Demain sera-t-il autre?

L’état d’urgence sanitaire semble se prolonger sur éventuellement une partie de l’été; encore heureux s’il n’arrive pas à réaliser le raccord avec l’automne!

La population a été sensible à la préparation psychologique antérieure à l’annonce bousculée de la continuation des mesures préventives. Elle a bien compris cette détermination ferme issue d’une vision affirmée, claire et nette, pleine de considération et d’estime et qui lui permet d’envisager l’avenir avec sérénité. Mais pour cela comme pour bien d’autres choses, on ne peut pas les demander à celui qui ne les possède pas.

Demain sera autre? C’est le refrain repris presque par tous au cours de l’épidémie avec une connotation enthousiaste. A mi-parcours du confinement, pourrait-on affirmer encore cela ou faudrait-il tempérer son enthousiasme au changement?
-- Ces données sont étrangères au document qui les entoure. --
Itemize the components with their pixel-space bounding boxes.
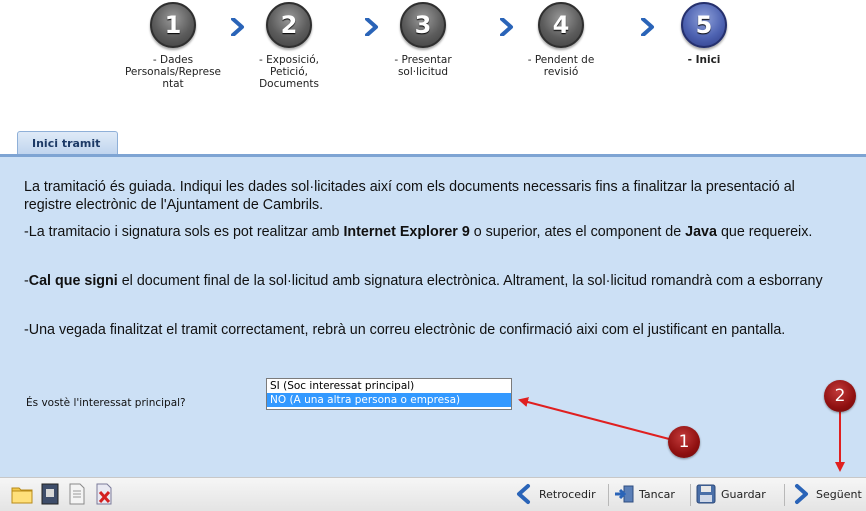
step-4: 4 - Pendent de revisió xyxy=(511,0,611,78)
bottom-toolbar: Retrocedir Tancar Guardar Següent xyxy=(0,477,866,511)
step-3-label: - Presentar sol·licitud xyxy=(394,54,452,78)
annotation-badge-1: 1 xyxy=(668,426,700,458)
toolbar-separator xyxy=(784,484,785,506)
interested-party-select[interactable]: SI (Soc interessat principal) NO (A una … xyxy=(266,378,512,410)
toolbar-separator xyxy=(690,484,691,506)
main-panel: La tramitació és guiada. Indiqui les dad… xyxy=(0,157,866,477)
exit-door-icon xyxy=(615,485,634,503)
save-button[interactable]: Guardar xyxy=(695,481,766,507)
step-5-label: - Inici xyxy=(687,54,721,66)
document-icon[interactable] xyxy=(65,482,89,506)
chevron-right-icon xyxy=(795,484,808,504)
step-1-label: - Dades Personals/Represe ntat xyxy=(124,54,222,90)
dark-document-icon[interactable] xyxy=(38,482,62,506)
back-button[interactable]: Retrocedir xyxy=(513,481,596,507)
step-4-circle: 4 xyxy=(538,2,584,48)
close-button[interactable]: Tancar xyxy=(613,481,675,507)
step-5: 5 - Inici xyxy=(654,0,754,66)
toolbar-separator xyxy=(608,484,609,506)
step-4-label: - Pendent de revisió xyxy=(527,54,595,78)
chevron-right-icon xyxy=(641,18,654,36)
browser-requirement-paragraph: -La tramitacio i signatura sols es pot r… xyxy=(24,224,813,240)
step-2-label: - Exposició, Petició, Documents xyxy=(259,54,319,90)
folder-icon[interactable] xyxy=(10,482,34,506)
option-si[interactable]: SI (Soc interessat principal) xyxy=(267,379,511,393)
step-3-circle: 3 xyxy=(400,2,446,48)
floppy-disk-icon xyxy=(696,484,716,504)
intro-paragraph: La tramitació és guiada. Indiqui les dad… xyxy=(24,179,795,213)
step-2-circle: 2 xyxy=(266,2,312,48)
step-1-circle: 1 xyxy=(150,2,196,48)
next-button[interactable]: Següent xyxy=(790,481,862,507)
step-2: 2 - Exposició, Petició, Documents xyxy=(239,0,339,90)
delete-document-icon[interactable] xyxy=(92,482,116,506)
interested-party-question: És vostè l'interessat principal? xyxy=(26,397,186,409)
signature-paragraph: -Cal que signi el document final de la s… xyxy=(24,273,823,289)
annotation-badge-2: 2 xyxy=(824,380,856,412)
step-5-circle: 5 xyxy=(681,2,727,48)
progress-steps: 1 - Dades Personals/Represe ntat 2 - Expos… xyxy=(0,0,866,130)
step-3: 3 - Presentar sol·licitud xyxy=(373,0,473,78)
tab-inici-tramit[interactable]: Inici tramit xyxy=(17,131,118,155)
chevron-left-icon xyxy=(517,484,530,504)
confirmation-paragraph: -Una vegada finalitzat el tramit correct… xyxy=(24,322,786,338)
step-1: 1 - Dades Personals/Represe ntat xyxy=(123,0,223,90)
option-no[interactable]: NO (A una altra persona o empresa) xyxy=(267,393,511,407)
Les dysfonctionnements révélés par l’épidémie dans la gouvernance générale de la société ont confirmé l’urgence de la nécessité préconisée à changer de «modèle de développement». Reste encore à valider le nouveau «modèle», à le mettre en œuvre et à attendre se retombées bénéfiques.

L’approfondissement des inégalités par le confinement et la mise en évidence des conditions précaires de larges pans de la population rendaient nécessaires la prise en charge des démunis; celles et ceux qui ne pouvaient plus assurer leurs besoins vitaux. Partiellement accomplie, cette action a été entachée par les difficultés issues des disparités spatiales et des comportements basés sur l’irresponsabilité et la rapacité.

L’administration, œil vigilant et présence attentive, s’est trouvée en défaut de connaissance révélé par l’usage du numérique. Cinq années encore de «débrouille», dans l’attente du fameux registre qui permettrait l’aide sociale ciblée et la création d’une agence dédiée.

La réduction de l’activité en général et les conséquences fâcheuses de l’aléa climatique sur l’économie nationale, dans un contexte mondial soumis à  la relâche de la production et des échanges, où rien ne va et où les cartes sont en train de se battre pour une éventuelle donne internationale, rend herculéen la réflexion, la proposition et l’action pour que nous changeons les choses nous-mêmes, sans perte du temps et sans renoncer au rêve que demain sera autre.

Un lendemain où la justice sociale, le bienêtre et la protection de l’environnement permettront à la personne humaine de s’émanciper et de jouir de ses libertés, dans le respect de ses droits inaliénables et la préservation des fondements assurant la stabilité de la société.

Faut-il se hasarder ou rester dans l’expectative que le chemin soit balisé pour s’y engager?

Cela dépend du niveau de conscience qui entretient l’engagement indéfectible à servir la nation et à la confiance que l’on s’accorde dans la contribution apportée à l’édification de l’Etat national démocratique et moderne.

C’est dans ce sens que s’inscrit l’apport du Parti du Progrès et du Socialisme, aujourd’hui comme hier et certainement demain, pour mobiliser toutes les aptitudes nationales à faire front pour dépasser les conséquences négatives inédites connues à la suite de la  covid19 et  «en adoptant un plan ambitieux visant à relancer l’économie sur de nouvelles bases et à combattre les différentes formes de précarité mises à nu par la pandémie et en revoyant les priorités en vue de réaliser une relance concrète du développement et un approfondissement effectif du processus démocratique».

Le contexte de la chronique ne permet pas de développer les 174 propositions du PPS pour «accompagner la sortie du confinement, relancer l’économie, éradiquer la précarité et la pauvreté, concrétiser la justice sociale et promouvoir la culture, approfondir la vie démocratique et l’édification institutionnelle».

Le plus incontestable, c’est qu’en appliquant ces mesures, dans leur totalité ou en grande partie, conformément à l’esprit et à la lettre, notre demain sera autre, en mieux.